Je ne m'en plaindrai pas. J'ai souvent fait ce rêve
De l'aller voir avant qu'on ne l'ait démoli…
C'est en 1835, 1836,1837 qu'il découvrit la Normandie. En compagnie de Juliette Drouet, il visita Eu, Le Tréport, Dieppe, Arques, Saint-Valery-en-Caux, Fécamp, Étretat, Montivilliers, Le Havre, Harfleur, Bolbec, Lillebonne, Tancarville, Caudebec, Saint-Wandrille, Jumièges, Duclair et Rouen. Il écrivit à sa femme : "J'ai vu Rouen. Dis à Boulanger que j'ai vu Rouen.
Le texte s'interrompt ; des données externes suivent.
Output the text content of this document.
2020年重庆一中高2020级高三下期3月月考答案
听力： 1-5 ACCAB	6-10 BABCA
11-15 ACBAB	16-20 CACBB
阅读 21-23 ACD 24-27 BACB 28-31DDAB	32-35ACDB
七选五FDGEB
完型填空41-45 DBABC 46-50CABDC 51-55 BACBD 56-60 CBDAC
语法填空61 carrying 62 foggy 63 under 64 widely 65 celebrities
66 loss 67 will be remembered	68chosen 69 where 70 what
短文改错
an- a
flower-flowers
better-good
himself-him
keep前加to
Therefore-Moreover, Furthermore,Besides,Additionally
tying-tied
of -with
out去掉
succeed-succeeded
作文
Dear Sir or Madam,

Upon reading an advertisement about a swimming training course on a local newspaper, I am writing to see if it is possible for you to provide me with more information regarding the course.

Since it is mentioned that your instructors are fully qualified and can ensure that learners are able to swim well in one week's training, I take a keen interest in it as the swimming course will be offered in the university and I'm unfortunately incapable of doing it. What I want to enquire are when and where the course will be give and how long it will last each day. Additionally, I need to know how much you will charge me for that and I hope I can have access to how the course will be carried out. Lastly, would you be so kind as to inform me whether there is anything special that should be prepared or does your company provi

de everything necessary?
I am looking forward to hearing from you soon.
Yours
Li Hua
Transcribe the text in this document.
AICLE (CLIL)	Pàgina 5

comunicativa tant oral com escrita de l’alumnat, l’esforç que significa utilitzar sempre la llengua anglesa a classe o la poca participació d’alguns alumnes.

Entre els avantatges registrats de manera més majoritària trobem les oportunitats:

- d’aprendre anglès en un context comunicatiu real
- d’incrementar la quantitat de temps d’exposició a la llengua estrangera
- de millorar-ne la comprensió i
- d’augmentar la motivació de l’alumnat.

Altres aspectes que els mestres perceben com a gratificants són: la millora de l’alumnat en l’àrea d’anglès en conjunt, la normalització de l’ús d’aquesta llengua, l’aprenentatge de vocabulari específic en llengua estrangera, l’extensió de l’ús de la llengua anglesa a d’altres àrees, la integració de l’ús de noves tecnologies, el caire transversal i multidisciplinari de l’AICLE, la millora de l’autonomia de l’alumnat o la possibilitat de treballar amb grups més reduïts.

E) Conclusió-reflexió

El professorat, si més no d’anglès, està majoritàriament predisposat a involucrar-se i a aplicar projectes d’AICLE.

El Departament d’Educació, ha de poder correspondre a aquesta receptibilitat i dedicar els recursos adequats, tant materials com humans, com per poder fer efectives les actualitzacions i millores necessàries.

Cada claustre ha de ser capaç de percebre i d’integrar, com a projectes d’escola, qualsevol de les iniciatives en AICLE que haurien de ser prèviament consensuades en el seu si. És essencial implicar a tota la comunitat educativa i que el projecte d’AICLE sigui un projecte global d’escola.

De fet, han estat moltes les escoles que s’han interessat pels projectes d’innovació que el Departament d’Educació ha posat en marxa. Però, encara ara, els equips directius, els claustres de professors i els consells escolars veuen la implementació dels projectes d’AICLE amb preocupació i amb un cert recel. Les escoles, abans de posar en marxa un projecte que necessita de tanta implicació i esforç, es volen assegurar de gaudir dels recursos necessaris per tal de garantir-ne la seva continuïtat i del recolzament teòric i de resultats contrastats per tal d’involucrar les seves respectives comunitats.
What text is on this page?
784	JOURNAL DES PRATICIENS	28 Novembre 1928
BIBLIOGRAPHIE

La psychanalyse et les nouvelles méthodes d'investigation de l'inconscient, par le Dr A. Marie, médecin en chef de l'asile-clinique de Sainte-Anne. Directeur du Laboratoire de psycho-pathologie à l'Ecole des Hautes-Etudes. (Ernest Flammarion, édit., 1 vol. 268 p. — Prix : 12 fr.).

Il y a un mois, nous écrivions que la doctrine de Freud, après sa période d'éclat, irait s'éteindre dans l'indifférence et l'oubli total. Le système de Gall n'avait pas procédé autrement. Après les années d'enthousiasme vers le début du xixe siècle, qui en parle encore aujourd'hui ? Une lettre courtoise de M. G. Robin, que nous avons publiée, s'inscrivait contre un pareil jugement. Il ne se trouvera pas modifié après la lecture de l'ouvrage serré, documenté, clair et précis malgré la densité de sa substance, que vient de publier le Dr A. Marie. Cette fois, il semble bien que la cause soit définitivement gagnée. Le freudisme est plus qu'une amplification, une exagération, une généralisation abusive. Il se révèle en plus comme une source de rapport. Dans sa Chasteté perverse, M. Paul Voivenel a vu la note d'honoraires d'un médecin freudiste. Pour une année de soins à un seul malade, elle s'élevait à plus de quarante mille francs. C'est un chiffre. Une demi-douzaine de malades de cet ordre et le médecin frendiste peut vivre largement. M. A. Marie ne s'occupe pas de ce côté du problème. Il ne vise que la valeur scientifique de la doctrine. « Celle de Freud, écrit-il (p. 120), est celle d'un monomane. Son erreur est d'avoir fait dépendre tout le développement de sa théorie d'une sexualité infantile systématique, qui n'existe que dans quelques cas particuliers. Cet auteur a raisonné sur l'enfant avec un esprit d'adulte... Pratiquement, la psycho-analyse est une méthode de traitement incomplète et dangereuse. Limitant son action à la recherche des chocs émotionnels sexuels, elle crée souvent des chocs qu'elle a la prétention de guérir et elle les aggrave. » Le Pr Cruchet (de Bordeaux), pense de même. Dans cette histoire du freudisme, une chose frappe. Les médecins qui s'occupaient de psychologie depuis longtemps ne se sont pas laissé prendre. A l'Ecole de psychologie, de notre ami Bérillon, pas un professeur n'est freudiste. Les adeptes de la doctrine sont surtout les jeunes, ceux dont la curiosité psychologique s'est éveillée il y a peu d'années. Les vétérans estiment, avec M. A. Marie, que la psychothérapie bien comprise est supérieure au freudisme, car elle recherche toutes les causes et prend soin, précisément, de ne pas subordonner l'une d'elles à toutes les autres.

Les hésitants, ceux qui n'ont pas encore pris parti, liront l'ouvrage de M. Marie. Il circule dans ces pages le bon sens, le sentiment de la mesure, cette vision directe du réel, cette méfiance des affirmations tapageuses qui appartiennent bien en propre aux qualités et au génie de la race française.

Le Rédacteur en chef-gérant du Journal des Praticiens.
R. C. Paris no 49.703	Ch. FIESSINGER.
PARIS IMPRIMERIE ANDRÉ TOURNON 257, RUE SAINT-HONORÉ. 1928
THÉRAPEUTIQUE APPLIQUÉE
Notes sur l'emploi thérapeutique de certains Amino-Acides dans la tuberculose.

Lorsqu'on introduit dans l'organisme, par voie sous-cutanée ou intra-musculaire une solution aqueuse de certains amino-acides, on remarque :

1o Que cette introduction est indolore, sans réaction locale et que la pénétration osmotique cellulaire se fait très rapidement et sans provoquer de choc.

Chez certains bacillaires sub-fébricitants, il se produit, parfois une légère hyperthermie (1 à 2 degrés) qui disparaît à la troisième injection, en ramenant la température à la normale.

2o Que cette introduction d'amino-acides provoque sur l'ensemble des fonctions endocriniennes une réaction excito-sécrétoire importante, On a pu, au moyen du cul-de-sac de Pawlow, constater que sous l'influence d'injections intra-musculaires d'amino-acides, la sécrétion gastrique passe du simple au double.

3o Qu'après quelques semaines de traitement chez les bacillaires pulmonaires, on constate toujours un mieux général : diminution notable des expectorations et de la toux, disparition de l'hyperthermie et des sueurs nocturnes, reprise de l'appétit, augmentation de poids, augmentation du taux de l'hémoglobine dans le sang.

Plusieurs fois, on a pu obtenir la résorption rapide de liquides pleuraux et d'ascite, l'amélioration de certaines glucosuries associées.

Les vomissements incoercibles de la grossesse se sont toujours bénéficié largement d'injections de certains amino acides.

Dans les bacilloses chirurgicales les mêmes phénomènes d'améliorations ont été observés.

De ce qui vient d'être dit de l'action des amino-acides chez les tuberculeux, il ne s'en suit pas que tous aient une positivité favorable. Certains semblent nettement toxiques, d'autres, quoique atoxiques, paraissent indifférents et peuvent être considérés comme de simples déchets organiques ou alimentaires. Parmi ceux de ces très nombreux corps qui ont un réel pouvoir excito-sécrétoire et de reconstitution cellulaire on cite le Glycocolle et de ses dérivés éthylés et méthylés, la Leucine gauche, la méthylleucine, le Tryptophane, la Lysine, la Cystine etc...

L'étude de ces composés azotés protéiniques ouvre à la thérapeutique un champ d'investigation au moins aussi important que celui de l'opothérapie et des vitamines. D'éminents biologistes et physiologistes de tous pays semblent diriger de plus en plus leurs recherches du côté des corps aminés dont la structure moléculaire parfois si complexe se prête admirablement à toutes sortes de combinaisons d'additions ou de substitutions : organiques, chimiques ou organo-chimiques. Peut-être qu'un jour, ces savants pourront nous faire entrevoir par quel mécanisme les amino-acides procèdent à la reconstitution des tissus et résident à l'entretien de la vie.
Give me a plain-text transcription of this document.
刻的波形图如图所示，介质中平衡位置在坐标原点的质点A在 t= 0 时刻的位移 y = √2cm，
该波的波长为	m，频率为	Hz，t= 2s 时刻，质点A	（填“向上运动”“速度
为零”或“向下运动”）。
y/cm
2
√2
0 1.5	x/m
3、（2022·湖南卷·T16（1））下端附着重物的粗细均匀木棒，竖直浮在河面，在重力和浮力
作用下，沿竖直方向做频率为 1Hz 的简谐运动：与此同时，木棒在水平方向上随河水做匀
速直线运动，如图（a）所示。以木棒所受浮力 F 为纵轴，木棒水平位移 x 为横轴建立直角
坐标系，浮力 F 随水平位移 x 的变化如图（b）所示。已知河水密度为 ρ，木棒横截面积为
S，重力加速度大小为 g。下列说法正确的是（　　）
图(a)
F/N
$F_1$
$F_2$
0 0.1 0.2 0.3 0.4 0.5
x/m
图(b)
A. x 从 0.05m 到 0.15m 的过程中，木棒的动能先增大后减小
Il comprendra tout ce qu'il y a dans ce mot… J'ai vu tout, la chambre des comptes, l'Hôtel du Bourgtheroulde, le palais de justice, le Gros-Horloge, Saint-Ouen, Saint-Maclou, les vitraux de Saint-Vincent, les fontaines, les vieilles maisons sculptées, et l'énorme cathédrale qui fait à tout moment au bout des rues de magnifiques apparitions…" [La Roche-Guyon, 1835]. Il détaille ce qu'il a vu : "la forêt de mâts du Havre, l'aiguille évidée d'Harfleur ; Tancarville, dont le château ruiné est plus beau qu'un palais debout; Caudebec, qui n'est qu'une belle dentelle de pierre ; Saint-Wandrille, auge magnifique où s'ébat un infâme pourceau nommé Lenoir ; Jumièges, qui est encore plus beau que Tournus ; et, à travers tout cela, la Seine, serpentant sur le tout…" [lettre à Adèle, 11 août 1835]
Mais c'est Villequier qui devait devenir, en Normandie, le lieu de pèlerinage hugolien.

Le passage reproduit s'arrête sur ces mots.